Lean prose that isn't going out of its way to show how tough the writer is (vs. perhaps the characters) is not a way to lose me as a reader, either.

Todd Mason said...

What I suspect is the first third or perhaps quarter of mine is up! How's that for a weary sigh-bait?

Jeff Meyerson said...

I read this a while ago.

Just read Tessa Hadley's collection SUNSTROKE and Other Stories. I am pretty sure you had a Hadley story on a Wednesday but I haven't been able to find it. The two stories that spoke to me seem autobiographical in tone (if not necessary substance; I don't know). Hadley was born in 1956 so would have been 16 in 1972 and 18 in 1974. Her characters in these stories are that exact age.

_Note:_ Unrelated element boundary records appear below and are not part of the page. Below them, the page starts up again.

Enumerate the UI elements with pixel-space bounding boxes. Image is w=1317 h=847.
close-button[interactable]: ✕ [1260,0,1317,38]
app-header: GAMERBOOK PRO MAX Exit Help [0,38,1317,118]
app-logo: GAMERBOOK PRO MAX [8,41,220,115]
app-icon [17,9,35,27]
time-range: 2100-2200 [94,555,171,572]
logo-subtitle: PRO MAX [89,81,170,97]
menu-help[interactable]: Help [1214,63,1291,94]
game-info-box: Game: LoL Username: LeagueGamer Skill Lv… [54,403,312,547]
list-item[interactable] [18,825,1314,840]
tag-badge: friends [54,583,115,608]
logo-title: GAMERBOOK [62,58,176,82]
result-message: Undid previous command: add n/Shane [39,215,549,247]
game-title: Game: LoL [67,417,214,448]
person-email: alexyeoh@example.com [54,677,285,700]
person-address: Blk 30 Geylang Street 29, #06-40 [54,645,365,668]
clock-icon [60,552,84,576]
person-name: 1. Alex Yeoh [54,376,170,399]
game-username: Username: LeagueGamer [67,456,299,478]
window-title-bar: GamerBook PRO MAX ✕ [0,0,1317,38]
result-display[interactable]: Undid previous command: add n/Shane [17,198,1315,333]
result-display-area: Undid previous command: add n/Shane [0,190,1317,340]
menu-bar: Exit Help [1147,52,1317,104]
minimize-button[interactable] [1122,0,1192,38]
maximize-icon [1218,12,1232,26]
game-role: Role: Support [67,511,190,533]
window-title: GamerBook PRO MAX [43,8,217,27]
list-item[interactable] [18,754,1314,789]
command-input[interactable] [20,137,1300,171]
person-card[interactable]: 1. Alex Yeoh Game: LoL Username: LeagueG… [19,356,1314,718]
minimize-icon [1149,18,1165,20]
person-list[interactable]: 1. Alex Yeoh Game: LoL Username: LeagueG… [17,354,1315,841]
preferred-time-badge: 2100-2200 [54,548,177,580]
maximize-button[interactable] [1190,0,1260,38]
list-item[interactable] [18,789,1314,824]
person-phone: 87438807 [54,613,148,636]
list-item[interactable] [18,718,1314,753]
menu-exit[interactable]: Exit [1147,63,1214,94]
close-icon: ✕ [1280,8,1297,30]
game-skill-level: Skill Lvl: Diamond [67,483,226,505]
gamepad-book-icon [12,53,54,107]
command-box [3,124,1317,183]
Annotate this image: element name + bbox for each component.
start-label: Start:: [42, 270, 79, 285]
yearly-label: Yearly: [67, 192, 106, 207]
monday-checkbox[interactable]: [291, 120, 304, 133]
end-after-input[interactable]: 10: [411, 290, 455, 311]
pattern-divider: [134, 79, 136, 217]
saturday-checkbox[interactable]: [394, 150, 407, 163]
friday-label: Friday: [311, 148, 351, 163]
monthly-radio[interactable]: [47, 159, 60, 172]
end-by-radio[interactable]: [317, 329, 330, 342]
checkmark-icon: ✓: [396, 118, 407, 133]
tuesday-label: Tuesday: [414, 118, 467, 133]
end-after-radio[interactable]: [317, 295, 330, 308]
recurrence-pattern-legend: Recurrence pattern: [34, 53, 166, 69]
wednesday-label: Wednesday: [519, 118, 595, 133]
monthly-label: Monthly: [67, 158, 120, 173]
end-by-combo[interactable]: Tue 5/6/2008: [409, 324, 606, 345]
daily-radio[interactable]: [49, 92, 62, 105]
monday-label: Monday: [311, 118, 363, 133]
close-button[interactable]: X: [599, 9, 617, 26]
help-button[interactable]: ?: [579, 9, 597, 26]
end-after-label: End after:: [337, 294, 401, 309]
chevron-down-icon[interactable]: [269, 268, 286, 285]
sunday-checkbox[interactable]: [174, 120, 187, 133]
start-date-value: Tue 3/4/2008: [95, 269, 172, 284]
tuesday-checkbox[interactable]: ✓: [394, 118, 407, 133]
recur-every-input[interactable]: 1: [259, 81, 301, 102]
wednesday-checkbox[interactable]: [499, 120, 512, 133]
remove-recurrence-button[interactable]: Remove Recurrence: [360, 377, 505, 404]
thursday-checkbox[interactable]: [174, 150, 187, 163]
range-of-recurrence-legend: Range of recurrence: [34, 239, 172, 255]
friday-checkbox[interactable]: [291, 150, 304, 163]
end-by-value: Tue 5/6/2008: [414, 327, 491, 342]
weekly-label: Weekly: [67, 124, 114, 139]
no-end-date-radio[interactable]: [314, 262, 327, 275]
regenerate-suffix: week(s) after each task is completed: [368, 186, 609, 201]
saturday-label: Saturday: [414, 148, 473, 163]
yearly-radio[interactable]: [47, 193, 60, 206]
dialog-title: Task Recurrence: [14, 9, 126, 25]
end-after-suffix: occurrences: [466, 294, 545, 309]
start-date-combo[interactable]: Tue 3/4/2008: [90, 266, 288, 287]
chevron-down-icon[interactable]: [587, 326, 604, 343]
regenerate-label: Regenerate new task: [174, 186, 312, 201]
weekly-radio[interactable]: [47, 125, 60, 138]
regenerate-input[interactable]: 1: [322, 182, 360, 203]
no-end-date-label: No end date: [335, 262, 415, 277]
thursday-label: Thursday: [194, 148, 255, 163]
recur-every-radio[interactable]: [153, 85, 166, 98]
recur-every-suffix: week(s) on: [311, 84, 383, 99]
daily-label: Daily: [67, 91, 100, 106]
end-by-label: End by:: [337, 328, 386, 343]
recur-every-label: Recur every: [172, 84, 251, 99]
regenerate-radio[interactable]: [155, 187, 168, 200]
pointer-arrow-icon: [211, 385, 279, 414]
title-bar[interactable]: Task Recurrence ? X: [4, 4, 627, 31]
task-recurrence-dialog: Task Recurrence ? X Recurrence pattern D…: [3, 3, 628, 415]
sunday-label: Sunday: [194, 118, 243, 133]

IN "Buckets of Blood," Hilary is the middle child of seven growing up in a vicarage near Cambridge. On her holidays she takes a six hour bus trip to visit her older sister in college in Bristol. But when she gets there, she discovers Sheila is not at the dorm but rather at her boyfriend's squalid squat, where she is undergoing a painful miscarriage. Hilary is on her own for several days, or with Sheila's friends. Hadley gets everything so precise that you can see and feel the time and place. Very well done.

The other unhappy teen was Gina in 1974, visiting a friend of her mother who she had a sort of crush on, in Cornwall I believe, in "A Card Trick." This is not as precise as the former, but she gets the unhappiness of the girl down clearly.

Todd Mason said...

August 4th of this year, Jeff, for Patti's review of Hadley's "Coda" (from THE NEW YORKER, 2 Aug 21).

George said...

I'm going to have to give Larry Watson a try! This book might be a good starting place.

Jeff Meyerson said...

Thanks, Todd. I know I checked August (and July, and June) so don't ask me how I missed it.

Todd Mason said...

The heavy early of the hour, Jeff? I'm certainly still feeling it, as I beat my 78-word sentences into mere 23-worders.

Margot Kinberg said...

I really like Larry Watson's writing, Patti, although I admit I've not read all of his work. There's something about his style that simply draws me in. I feel what's going on in the story without it being overdone, if I can put it that way. Thanks for the recommendation.

TracyK said...

This sounds really good. I guess I am going to have to add it to my list of short story books to buy. I did order a copy of LIFE SENTENCE AND OTHER STORIES by Keith Taylor and received it a few days ago.